🧪 Skills

Canary Deploy

Safe system changes with automatic baseline capture, canary testing, and rollback for critical infrastructure modifications. Use when making changes to SSH c...

v1.0.0
❤️ 0
⬇️ 124
👁 1
Share

Description


name: canary-deploy description: Safe system changes with automatic baseline capture, canary testing, and rollback for critical infrastructure modifications. Use when making changes to SSH config, firewall rules, network settings, systemd services, kernel parameters, or any system change that could break remote access.

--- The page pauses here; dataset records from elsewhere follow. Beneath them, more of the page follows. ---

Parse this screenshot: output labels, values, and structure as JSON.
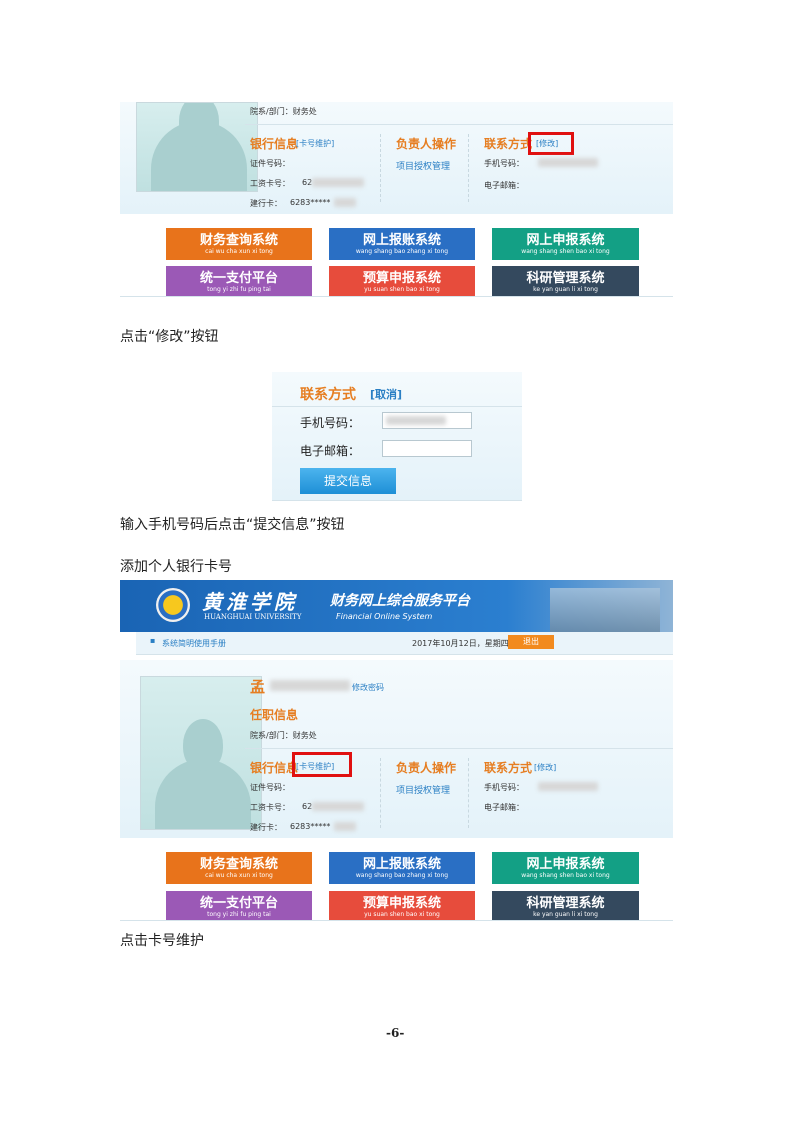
{
  "panel1": {
    "dept_line": "院系/部门：财务处",
    "bank_title": "银行信息",
    "card_maint": "[卡号维护]",
    "id_label": "证件号码：",
    "salary_label": "工资卡号：",
    "salary_prefix": "62",
    "ccb_label": "建行卡：",
    "ccb_value": "6283*****",
    "resp_title": "负责人操作",
    "proj_auth": "项目授权管理",
    "contact_title": "联系方式",
    "edit_link": "[修改]",
    "phone_label": "手机号码：",
    "email_label": "电子邮箱："
  },
  "systems": [
    {
      "cn": "财务查询系统",
      "py": "cai wu cha xun xi tong",
      "color": "#e8731b"
    },
    {
      "cn": "网上报账系统",
      "py": "wang shang bao zhang xi tong",
      "color": "#2a6fc4"
    },
    {
      "cn": "网上申报系统",
      "py": "wang shang shen bao xi tong",
      "color": "#13a085"
    },
    {
      "cn": "统一支付平台",
      "py": "tong yi zhi fu ping tai",
      "color": "#9b59b6"
    },
    {
      "cn": "预算申报系统",
      "py": "yu suan shen bao xi tong",
      "color": "#e74c3c"
    },
    {
      "cn": "科研管理系统",
      "py": "ke yan guan li xi tong",
      "color": "#34495e"
    }
  ],
  "step1_text": "点击“修改”按钮",
  "contact_form": {
    "title": "联系方式",
    "cancel": "[取消]",
    "phone_label": "手机号码：",
    "email_label": "电子邮箱：",
    "submit": "提交信息"
  },
  "step2_text": "输入手机号码后点击“提交信息”按钮",
  "section_heading": "添加个人银行卡号",
  "portal": {
    "univ_cn": "黄淮学院",
    "univ_en": "HUANGHUAI UNIVERSITY",
    "platform_title": "财务网上综合服务平台",
    "platform_en": "Financial  Online  System",
    "manual_link": "系统简明使用手册",
    "date": "2017年10月12日，星期四",
    "logout": "退出",
    "name_char": "孟",
    "change_pwd": "修改密码",
    "job_title": "任职信息",
    "dept_line": "院系/部门：财务处"
  },
  "panel2": {
    "bank_title": "银行信息",
    "card_maint": "[卡号维护]",
    "id_label": "证件号码：",
    "salary_label": "工资卡号：",
    "salary_prefix": "62",
    "ccb_label": "建行卡：",
    "ccb_value": "6283*****",
    "resp_title": "负责人操作",
    "proj_auth": "项目授权管理",
    "contact_title": "联系方式",
    "edit_link": "[修改]",
    "phone_label": "手机号码：",
    "email_label": "电子邮箱："
  },
  "step3_text": "点击卡号维护",
  "page_number": "-6-"
}
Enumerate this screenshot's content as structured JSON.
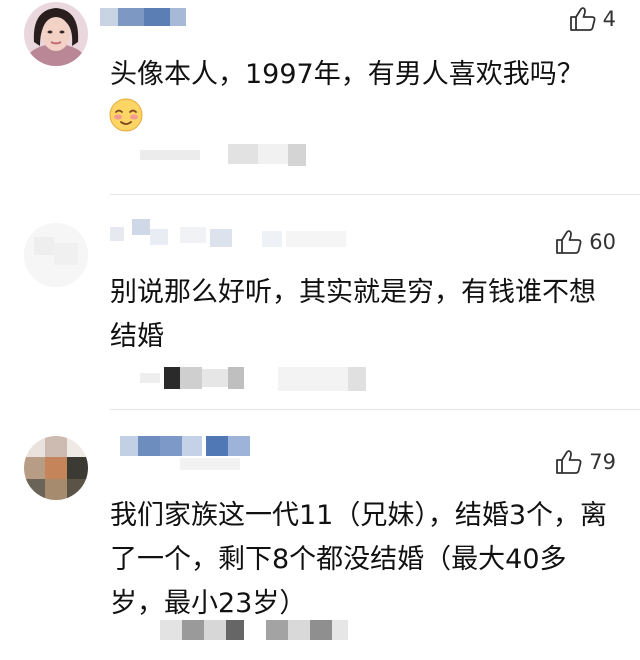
{
  "comments": [
    {
      "likes": "4",
      "text": "头像本人，1997年，有男人喜欢我吗？",
      "emoji": "blush-face"
    },
    {
      "likes": "60",
      "text": "别说那么好听，其实就是穷，有钱谁不想结婚"
    },
    {
      "likes": "79",
      "text": "我们家族这一代11（兄妹），结婚3个，离了一个，剩下8个都没结婚（最大40多岁，最小23岁）"
    }
  ],
  "icons": {
    "like": "thumbs-up-icon"
  },
  "colors": {
    "name_blur": "#5b7fb5",
    "text": "#111111",
    "meta_blur": "#d9d9d9"
  }
}
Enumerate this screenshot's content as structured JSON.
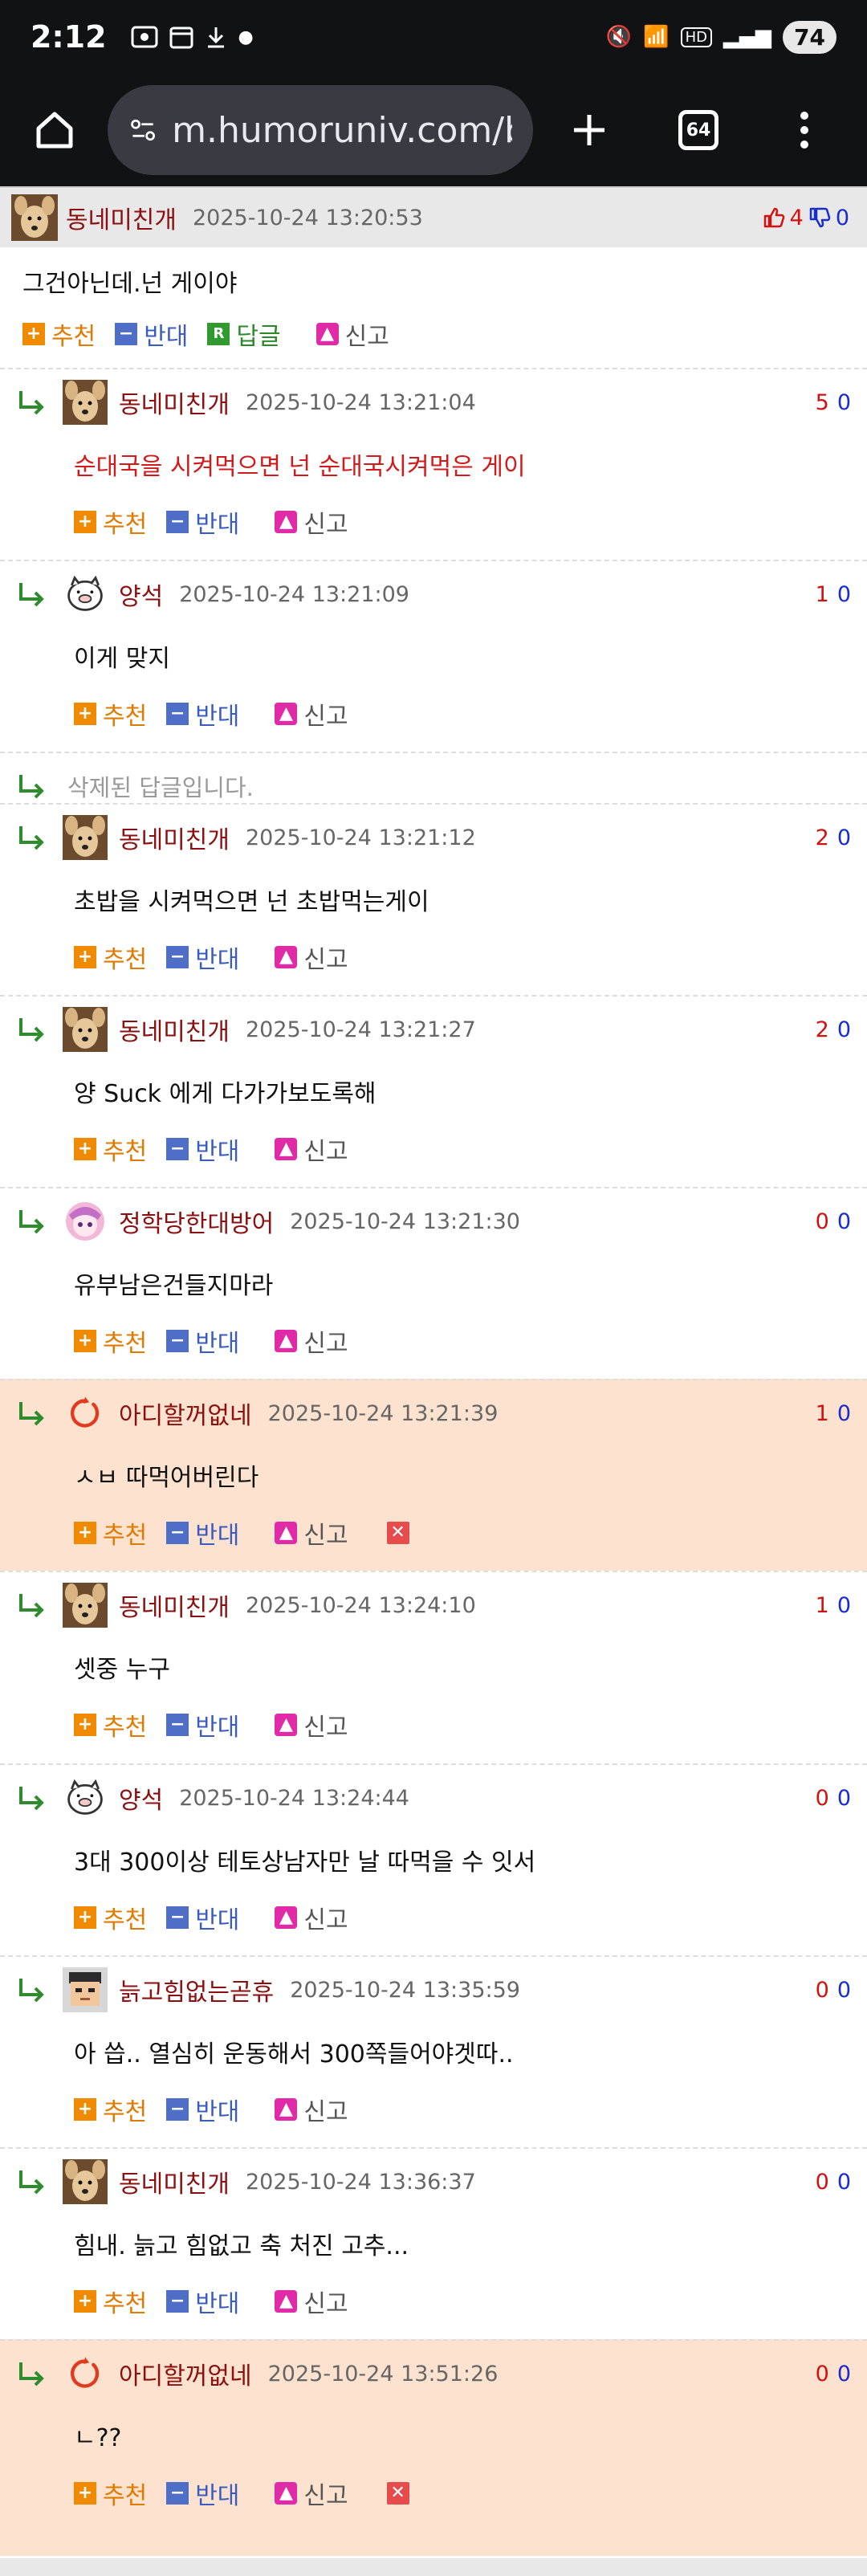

Prevents lockouts by validating connectivity before and after changes. Born from a real incident where AllowTcpForwarding=no killed VPN tunnel access.

Canary Deploy

Safe system changes with pre-flight checks, validation, and automatic rollback.

The Problem

System changes can lock you out:

  • SSH hardening breaks remote access
  • Firewall rules block needed ports
  • Kernel parameters cause instability
  • Service restarts break dependencies

Recovery without physical access is painful or impossible.

Quick Start

Before any critical change

# Capture baseline (connectivity, services, ports)
bash scripts/canary-test.sh baseline

# Make your change
sudo nano /etc/ssh/sshd_config

# Validate change didn't break anything
bash scripts/canary-test.sh validate

# If validation fails:
bash scripts/canary-test.sh rollback

For automated changes

# Full pipeline: baseline → apply → validate → rollback-if-failed
bash scripts/critical-update.sh \
  --name "SSH hardening" \
  --backup "/etc/ssh/sshd_config" \
  --command "sudo sed -i 's/PermitRootLogin yes/PermitRootLogin no/' /etc/ssh/sshd_config && sudo systemctl reload sshd" \
  --validate "ssh -o ConnectTimeout=5 localhost echo ok"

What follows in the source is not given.